After the wounded cavalrymen were started for the agency at Pine Ridge, a detail of soldiers went over the Wounded Knee battlefield, gathering up Indians who were still alive and loading them into wagons. As it was apparent by the end of the day that a blizzard was approaching, the dead Indians were left lying where they had fallen. (After the blizzard, when a burial party returned to Wounded Knee, they found the bodies, including Big Foot's, frozen into grotesque shapes.)
The wagonloads of wounded Sioux (four men and forty-seven women and children) reached Pine Ridge after dark. Because all available barracks were filled with soldiers, they were left lying in the open wagons in the bitter cold while an inept Army officer searched for shelter. Finally the Episcopal mission was opened, the benches taken out, and hay scattered over the rough flooring.
It was the fourth day after Christmas in the Year of Our Lord 1890. When the first torn and bleeding bodies were carried into the candlelit church, those who were conscious could see Christmas greenery hanging from the open rafters.

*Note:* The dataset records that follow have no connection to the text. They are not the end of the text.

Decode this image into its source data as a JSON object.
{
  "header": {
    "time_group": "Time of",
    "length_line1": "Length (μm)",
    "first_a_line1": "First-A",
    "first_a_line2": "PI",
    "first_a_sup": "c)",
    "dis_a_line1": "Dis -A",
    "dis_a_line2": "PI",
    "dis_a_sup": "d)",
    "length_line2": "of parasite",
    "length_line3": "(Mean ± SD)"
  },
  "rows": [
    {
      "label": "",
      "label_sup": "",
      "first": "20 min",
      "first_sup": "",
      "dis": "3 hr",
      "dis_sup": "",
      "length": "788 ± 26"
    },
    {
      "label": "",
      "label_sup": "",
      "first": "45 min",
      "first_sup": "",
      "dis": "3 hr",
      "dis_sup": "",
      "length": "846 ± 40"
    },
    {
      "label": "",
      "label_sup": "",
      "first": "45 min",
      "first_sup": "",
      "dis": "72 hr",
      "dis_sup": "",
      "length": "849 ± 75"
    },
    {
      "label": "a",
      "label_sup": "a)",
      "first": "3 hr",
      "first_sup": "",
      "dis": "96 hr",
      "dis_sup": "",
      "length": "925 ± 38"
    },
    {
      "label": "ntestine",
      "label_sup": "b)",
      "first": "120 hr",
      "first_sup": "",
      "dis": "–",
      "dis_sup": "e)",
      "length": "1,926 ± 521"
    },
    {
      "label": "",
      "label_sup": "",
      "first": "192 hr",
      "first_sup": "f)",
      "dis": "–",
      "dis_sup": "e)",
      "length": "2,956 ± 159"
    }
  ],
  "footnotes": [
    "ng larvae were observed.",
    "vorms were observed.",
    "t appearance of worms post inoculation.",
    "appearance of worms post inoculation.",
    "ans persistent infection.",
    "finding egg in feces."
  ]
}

Across the chancel front above the pulpit was strung a crudely lettered banner: PEACE ON EARTH, GOOD WILL TO MEN.
I did not know then how much was ended. When I look back now from this high hill of my old age, I can still see the butchered women and children lying heaped and scattered all along the crooked gulch as plain as when I saw them with eyes still young. And I can see that something else died there in the bloody mud, and was buried in the blizzard. A people's dream died there. It was a beautiful dream … the nation's hoop is broken and scattered. There is no center any longer, and the sacred tree is dead.
—BLACK ELK
Dee Brown, Bury My Heart at Wounded Knee: An Indian History of the American West (Holt, 1970), p. 482-483.
Black Elk was twenty-seven when the massacre happened and sixty-nine when John Neihardt recorded his testimony on the Pine Ridge reservation in 1932. The phrase "a people's dream died there" has since become one of the most quoted sentences in Native American literature. It has also become the most decontextualized, so often excerpted that the political conditions Brown spent 483 pages documenting dissolve into elegy.
Heather Cox Richardson's Wounded Knee (2010) reconstructs the bureaucratic chain that produced the massacre, including budget disputes in the Bureau of Indian Affairs, panic telegrams from agents who misunderstood the Ghost Dance, a Seventh Cavalry with institutional memory of the Little Bighorn and no interest in restraint. The Army officer searching for shelter while the wounded lay in open wagons is the institution performing its concern at the speed of paperwork. If that wasn’t already evident of the photo of the dead still laying in the open, 3 weeks after the massacre.